Figure 6 Regression model showing the dependence of total protein content in the haemolymph from hygienic behaviour of worker bees
The value of the determination coefficient R2= 0.10902908 (Table 5), in turn, shows that around 11% of the variations in the studied total protein content in the haemolymph can be explained by the degree of hygienic behaviour of the bees. This percentage is much higher compared to the percentage of variations in lysozyme levels that can be explained by the bees’ hygienic behaviour. As this is the first study in Bulgaria concerning the relationship between the hygienic behaviour of bees and lysozyme levels and total protein content of their haemolymph, it is not possible to answer unequivocally whether the percentage is sufficient for the relevant analysis.
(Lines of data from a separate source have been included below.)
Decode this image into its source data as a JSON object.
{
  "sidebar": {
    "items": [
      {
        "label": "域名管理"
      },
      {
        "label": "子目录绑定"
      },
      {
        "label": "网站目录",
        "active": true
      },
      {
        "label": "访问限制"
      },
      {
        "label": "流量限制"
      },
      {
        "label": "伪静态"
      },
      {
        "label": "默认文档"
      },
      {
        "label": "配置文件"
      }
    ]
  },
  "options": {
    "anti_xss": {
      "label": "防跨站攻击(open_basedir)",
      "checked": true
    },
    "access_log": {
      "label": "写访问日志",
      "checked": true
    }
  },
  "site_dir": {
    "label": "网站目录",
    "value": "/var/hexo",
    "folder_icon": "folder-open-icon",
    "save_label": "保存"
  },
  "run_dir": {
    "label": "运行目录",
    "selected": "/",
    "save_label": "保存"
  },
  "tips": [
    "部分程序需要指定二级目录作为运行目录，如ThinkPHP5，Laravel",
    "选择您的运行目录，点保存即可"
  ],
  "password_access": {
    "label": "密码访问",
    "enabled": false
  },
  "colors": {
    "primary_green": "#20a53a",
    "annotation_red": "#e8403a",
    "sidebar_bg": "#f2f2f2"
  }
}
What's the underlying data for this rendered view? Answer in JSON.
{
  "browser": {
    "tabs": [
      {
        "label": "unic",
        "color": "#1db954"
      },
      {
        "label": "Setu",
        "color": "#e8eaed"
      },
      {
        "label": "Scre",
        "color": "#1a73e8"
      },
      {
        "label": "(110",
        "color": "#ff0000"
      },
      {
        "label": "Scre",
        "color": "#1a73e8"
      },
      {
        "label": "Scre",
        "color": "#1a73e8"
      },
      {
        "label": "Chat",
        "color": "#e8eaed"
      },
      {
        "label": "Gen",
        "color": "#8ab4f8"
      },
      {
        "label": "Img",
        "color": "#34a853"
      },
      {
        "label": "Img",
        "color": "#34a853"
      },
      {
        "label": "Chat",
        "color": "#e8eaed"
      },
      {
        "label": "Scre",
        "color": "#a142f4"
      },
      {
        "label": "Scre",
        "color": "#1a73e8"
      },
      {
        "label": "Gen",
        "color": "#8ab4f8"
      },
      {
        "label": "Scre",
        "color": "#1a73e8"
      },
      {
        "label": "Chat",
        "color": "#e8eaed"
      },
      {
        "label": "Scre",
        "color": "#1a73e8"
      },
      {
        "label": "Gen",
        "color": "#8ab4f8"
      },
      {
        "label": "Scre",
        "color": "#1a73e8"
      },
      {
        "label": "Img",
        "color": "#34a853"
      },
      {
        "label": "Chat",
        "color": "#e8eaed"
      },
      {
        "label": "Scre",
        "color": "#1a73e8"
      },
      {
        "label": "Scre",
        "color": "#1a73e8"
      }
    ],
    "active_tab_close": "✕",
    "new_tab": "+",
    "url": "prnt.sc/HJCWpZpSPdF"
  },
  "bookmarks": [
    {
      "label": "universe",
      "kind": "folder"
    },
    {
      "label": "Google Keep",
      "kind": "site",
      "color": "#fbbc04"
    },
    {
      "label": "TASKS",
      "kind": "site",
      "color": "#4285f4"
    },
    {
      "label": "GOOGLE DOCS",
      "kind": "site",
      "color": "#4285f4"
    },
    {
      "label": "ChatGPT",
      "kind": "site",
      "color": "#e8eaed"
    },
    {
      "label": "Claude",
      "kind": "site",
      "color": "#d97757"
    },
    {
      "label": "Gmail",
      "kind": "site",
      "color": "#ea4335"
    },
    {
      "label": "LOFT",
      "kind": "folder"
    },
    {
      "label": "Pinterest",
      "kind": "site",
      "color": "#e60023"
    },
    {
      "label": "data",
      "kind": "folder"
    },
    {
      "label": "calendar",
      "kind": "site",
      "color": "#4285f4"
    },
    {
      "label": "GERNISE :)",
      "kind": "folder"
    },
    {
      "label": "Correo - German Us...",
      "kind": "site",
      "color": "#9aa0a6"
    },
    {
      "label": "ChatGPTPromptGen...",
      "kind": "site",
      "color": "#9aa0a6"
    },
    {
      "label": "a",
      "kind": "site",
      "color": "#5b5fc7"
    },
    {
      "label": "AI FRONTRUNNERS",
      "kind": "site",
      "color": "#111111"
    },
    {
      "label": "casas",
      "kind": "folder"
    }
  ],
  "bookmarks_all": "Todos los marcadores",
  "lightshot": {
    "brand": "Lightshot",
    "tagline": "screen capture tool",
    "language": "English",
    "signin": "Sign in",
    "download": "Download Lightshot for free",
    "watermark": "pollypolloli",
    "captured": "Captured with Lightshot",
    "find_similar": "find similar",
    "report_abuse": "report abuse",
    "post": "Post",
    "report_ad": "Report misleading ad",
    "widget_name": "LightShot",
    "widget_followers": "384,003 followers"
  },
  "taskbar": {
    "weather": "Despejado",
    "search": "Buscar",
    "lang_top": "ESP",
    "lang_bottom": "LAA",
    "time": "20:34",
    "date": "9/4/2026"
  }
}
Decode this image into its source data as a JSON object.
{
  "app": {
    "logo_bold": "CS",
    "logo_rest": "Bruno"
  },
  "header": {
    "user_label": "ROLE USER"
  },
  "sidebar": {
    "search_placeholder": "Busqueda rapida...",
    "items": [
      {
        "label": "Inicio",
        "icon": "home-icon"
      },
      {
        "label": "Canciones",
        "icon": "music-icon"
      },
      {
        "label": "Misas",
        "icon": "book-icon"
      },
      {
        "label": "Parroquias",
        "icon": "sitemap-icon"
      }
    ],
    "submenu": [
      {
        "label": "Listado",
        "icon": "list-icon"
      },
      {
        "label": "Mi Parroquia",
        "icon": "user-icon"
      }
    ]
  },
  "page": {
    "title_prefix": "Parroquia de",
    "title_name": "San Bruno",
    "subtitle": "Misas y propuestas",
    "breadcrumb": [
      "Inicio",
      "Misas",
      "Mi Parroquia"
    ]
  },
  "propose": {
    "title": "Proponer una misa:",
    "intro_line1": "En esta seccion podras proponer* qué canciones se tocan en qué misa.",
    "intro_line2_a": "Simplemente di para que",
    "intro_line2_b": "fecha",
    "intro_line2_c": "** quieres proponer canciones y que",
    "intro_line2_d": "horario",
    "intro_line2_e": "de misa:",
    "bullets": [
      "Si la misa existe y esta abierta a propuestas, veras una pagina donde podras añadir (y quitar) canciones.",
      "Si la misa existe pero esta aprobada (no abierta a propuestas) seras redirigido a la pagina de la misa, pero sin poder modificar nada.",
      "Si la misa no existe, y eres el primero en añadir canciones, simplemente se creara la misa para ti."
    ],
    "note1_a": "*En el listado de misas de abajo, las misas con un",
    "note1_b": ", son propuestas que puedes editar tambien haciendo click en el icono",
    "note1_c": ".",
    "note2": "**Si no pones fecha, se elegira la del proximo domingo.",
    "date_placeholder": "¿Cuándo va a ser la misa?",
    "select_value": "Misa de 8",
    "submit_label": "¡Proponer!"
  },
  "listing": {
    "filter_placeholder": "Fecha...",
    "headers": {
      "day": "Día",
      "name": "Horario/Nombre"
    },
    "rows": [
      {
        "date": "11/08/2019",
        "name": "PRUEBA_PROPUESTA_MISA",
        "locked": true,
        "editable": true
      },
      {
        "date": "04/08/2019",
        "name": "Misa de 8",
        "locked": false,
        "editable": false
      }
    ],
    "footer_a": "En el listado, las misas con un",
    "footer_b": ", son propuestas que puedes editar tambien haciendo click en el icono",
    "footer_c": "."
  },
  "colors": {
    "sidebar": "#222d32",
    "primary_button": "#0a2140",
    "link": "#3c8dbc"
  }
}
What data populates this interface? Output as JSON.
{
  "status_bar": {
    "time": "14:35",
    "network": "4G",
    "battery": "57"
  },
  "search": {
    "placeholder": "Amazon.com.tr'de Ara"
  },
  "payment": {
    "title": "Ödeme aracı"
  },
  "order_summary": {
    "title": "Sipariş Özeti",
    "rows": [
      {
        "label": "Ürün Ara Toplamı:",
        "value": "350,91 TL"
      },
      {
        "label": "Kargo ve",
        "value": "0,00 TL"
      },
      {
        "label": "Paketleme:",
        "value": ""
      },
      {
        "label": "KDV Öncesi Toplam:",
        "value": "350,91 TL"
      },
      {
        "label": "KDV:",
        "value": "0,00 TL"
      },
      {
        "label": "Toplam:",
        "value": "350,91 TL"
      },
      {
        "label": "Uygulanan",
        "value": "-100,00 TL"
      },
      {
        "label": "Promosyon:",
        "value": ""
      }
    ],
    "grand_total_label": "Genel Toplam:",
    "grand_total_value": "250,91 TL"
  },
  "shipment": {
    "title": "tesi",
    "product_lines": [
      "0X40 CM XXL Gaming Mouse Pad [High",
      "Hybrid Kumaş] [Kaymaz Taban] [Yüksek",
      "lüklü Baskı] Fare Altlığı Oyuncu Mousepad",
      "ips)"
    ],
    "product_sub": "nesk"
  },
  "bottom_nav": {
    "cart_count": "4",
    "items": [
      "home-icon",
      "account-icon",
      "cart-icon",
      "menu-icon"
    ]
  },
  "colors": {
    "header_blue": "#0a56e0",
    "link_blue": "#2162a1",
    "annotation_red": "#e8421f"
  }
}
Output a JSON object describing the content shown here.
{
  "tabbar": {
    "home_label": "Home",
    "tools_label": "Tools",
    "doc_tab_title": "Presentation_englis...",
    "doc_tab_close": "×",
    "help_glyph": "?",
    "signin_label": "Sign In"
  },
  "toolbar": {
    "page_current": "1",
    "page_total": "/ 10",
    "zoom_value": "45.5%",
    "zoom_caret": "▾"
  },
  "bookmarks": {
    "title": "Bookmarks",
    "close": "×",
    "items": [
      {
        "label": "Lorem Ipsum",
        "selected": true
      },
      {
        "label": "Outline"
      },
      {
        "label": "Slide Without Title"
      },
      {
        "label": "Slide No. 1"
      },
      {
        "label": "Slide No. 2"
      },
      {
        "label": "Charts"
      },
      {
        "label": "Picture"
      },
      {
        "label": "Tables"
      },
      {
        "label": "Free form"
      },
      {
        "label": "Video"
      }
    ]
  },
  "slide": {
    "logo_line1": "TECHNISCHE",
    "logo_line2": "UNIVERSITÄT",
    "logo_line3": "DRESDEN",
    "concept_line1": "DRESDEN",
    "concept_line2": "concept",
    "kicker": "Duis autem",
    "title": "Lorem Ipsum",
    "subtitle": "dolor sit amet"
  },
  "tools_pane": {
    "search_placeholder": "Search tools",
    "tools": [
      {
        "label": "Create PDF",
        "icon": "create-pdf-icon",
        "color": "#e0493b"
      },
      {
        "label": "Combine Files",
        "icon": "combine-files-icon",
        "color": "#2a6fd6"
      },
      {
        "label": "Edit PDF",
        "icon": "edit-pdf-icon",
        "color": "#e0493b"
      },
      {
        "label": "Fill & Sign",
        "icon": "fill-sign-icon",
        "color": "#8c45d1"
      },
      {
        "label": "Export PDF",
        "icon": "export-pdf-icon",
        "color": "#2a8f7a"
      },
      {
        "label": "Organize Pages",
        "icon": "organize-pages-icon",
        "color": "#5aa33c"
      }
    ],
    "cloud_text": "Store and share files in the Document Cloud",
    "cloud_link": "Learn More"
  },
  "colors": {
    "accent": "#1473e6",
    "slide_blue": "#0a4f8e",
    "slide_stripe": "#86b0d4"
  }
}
The mean values obtained for both analyzed parameters (lysozyme and total protein) in the haemolymph of worker bees from non-hygienic bee colonies were higher (13.71±1.76 μg/mL and 22.63±2.97g/L) compared to those of hygienic bee colonies (10.33±0.93 μg/mL and 19.05±1.95 g/L). The differences found between the mean values of the stated parameters for hygienic and nonhygienic bee colonies are statistically insignificant at significance level (P≤0.05). The correlation analysis shows a weak relationship (r=0.35) between the lysozyme levels in the haemolymph and the hygienic behaviour of worker bees and a weak negative relationship (r=-0.33) between the total protein content and the hygienic behaviour, respectively. Based on the correlation analysis, it can be concluded that there is a tendency to increase the levels of lysozyme and decrease the total protein content in the worker bees' hemolymph with increase the degree of hygienic behaviour. The developed regression model showing the degree of dependence of lysozyme levels from hygienic behaviour of bees is statistically insignificant but the regression model for the dependence of total protein is statistically significant and can be used to predict the relation between total protein content in the haemolymph and hygienic behaviour of bee colonies. In summary, it can be concluded that the insignificancy of the model for predicting the lysozyme levels in the haemolymph confirms the need to continue the analysis with a greater number of observations, as well as further study of the nature of the dependencies among the variables.